For Trump, finalizing the deal serves both political and strategic goals. It resolves a long-running flashpoint in U.S.–China relations while projecting a message of economic nationalism and tech sovereignty ahead of a critical election year.
For China, securing a negotiated settlement — rather than an outright forced sale — allows Beijing to preserve face and maintain a foothold in one of the world’s most influential social media platforms.
“This agreement, if executed as described, could mark a rare moment of reciprocity in U.S.–China tech relations,” says Dr. Elaine Zhou, senior fellow at the Center for Global Digital Policy. “It acknowledges both nations’ red lines — data security for the U.S. and corporate dignity for China.”
Oracle’s central role in the deal underscores the growing overlap between corporate technology operations and national policy. The company’s task, to manage data integrity, algorithm security, and compliance oversight, positions it as a gatekeeper between governments and global tech platforms.
Industry experts note that this arrangement may serve as a template for future AI or social media governance models, especially as countries increasingly seek localized control over digital infrastructure.
“This is less about who owns TikTok and more about who governs the flow of digital data,” said Paul Tan, Asia-Pacific tech policy analyst at Insight Partners. “It’s a model of compartmentalized globalization — where data sovereignty coexists with commercial interoperability.”
The timing of Thursday’s meeting between Trump and Xi — expected to take place on the sidelines of a regional summit in Seoul — may also signal a broader recalibration in U.S.–China relations.
Recent months have seen both countries re-engage on trade, technology, and financial stability. The apparent progress on rare earth negotiations hints at mutual recognition of economic interdependence, even amid ongoing rivalry in sectors like AI, cloud computing, and electric vehicles.
“Both sides are acknowledging that managed competition is better than economic fragmentation,” said an unnamed U.S. official familiar with the talks.

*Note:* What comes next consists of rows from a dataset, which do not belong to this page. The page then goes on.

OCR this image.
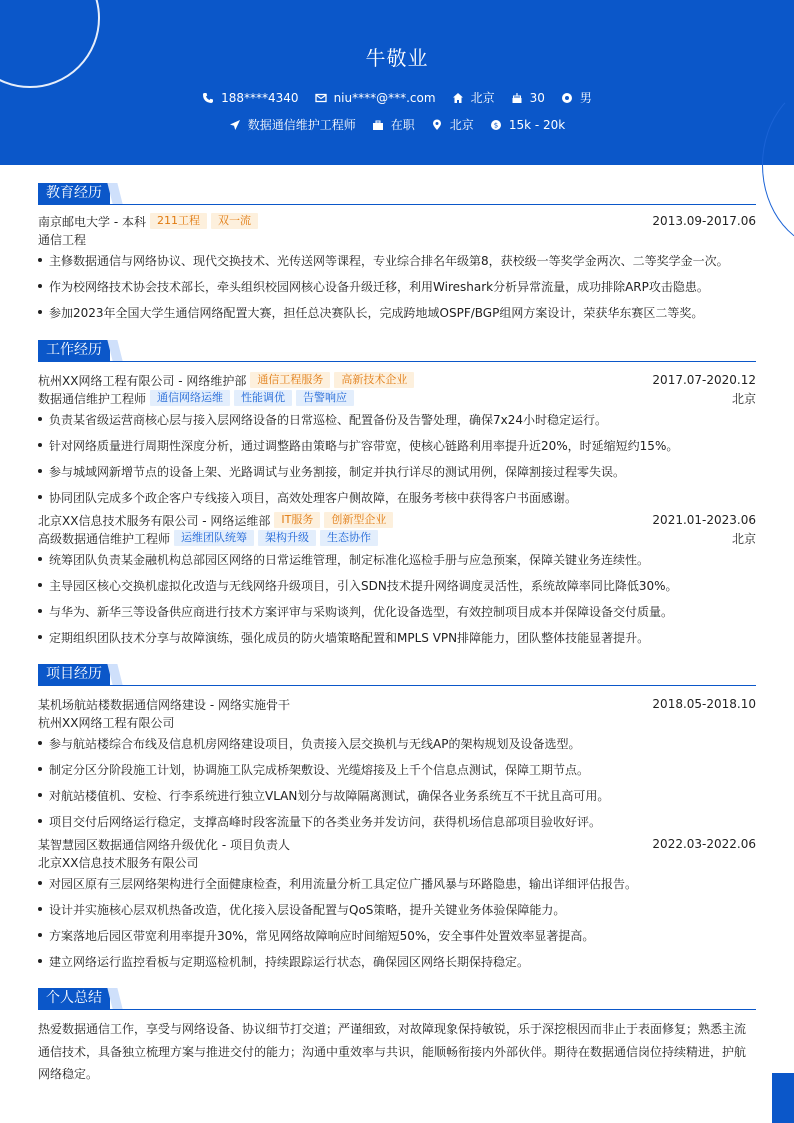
牛敬业
188****4340	niu****@***.com	北京	30	男
数据通信维护工程师	在职	北京	$ 15k - 20k
教育经历
南京邮电大学 - 本科	211工程	双一流	2013.09-2017.06
通信工程
主修数据通信与网络协议、现代交换技术、光传送网等课程，专业综合排名年级第8，获校级一等奖学金两次、二等奖学金一次。
作为校网络技术协会技术部长，牵头组织校园网核心设备升级迁移，利用Wireshark分析异常流量，成功排除ARP攻击隐患。
参加2023年全国大学生通信网络配置大赛，担任总决赛队长，完成跨地域OSPF/BGP组网方案设计，荣获华东赛区二等奖。
工作经历
杭州XX网络工程有限公司 - 网络维护部	通信工程服务	高新技术企业	2017.07-2020.12
数据通信维护工程师	通信网络运维	性能调优	告警响应	北京
负责某省级运营商核心层与接入层网络设备的日常巡检、配置备份及告警处理，确保7x24小时稳定运行。
针对网络质量进行周期性深度分析，通过调整路由策略与扩容带宽，使核心链路利用率提升近20%，时延缩短约15%。
参与城域网新增节点的设备上架、光路调试与业务割接，制定并执行详尽的测试用例，保障割接过程零失误。
协同团队完成多个政企客户专线接入项目，高效处理客户侧故障，在服务考核中获得客户书面感谢。
北京XX信息技术服务有限公司 - 网络运维部	IT服务	创新型企业	2021.01-2023.06
高级数据通信维护工程师	运维团队统筹	架构升级	生态协作	北京
统筹团队负责某金融机构总部园区网络的日常运维管理，制定标准化巡检手册与应急预案，保障关键业务连续性。
主导园区核心交换机虚拟化改造与无线网络升级项目，引入SDN技术提升网络调度灵活性，系统故障率同比降低30%。
与华为、新华三等设备供应商进行技术方案评审与采购谈判，优化设备选型，有效控制项目成本并保障设备交付质量。
定期组织团队技术分享与故障演练，强化成员的防火墙策略配置和MPLS VPN排障能力，团队整体技能显著提升。
项目经历
某机场航站楼数据通信网络建设 - 网络实施骨干	2018.05-2018.10
杭州XX网络工程有限公司
参与航站楼综合布线及信息机房网络建设项目，负责接入层交换机与无线AP的架构规划及设备选型。
制定分区分阶段施工计划，协调施工队完成桥架敷设、光缆熔接及上千个信息点测试，保障工期节点。
对航站楼值机、安检、行李系统进行独立VLAN划分与故障隔离测试，确保各业务系统互不干扰且高可用。
项目交付后网络运行稳定，支撑高峰时段客流量下的各类业务并发访问，获得机场信息部项目验收好评。
某智慧园区数据通信网络升级优化 - 项目负责人	2022.03-2022.06
北京XX信息技术服务有限公司
对园区原有三层网络架构进行全面健康检查，利用流量分析工具定位广播风暴与环路隐患，输出详细评估报告。
设计并实施核心层双机热备改造，优化接入层设备配置与QoS策略，提升关键业务体验保障能力。
方案落地后园区带宽利用率提升30%，常见网络故障响应时间缩短50%，安全事件处置效率显著提高。
建立网络运行监控看板与定期巡检机制，持续跟踪运行状态，确保园区网络长期保持稳定。
个人总结

热爱数据通信工作，享受与网络设备、协议细节打交道；严谨细致，对故障现象保持敏锐，乐于深挖根因而非止于表面修复；熟悉主流通信技术，具备独立梳理方案与推进交付的能力；沟通中重效率与共识，能顺畅衔接内外部伙伴。期待在数据通信岗位持续精进，护航网络稳定。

If formalized this week, the TikTok agreement could reshape global digital governance, offering a model for reconciling national security concerns with cross-border platform operations.
It may also open the door for similar hybrid arrangements governing other Chinese-owned tech firms operating in the West.
For now, the world’s attention turns to Seoul, where on Thursday, Presidents Trump and Xi are expected to officially sign off on what could be the most consequential U.S.–China tech accord in years.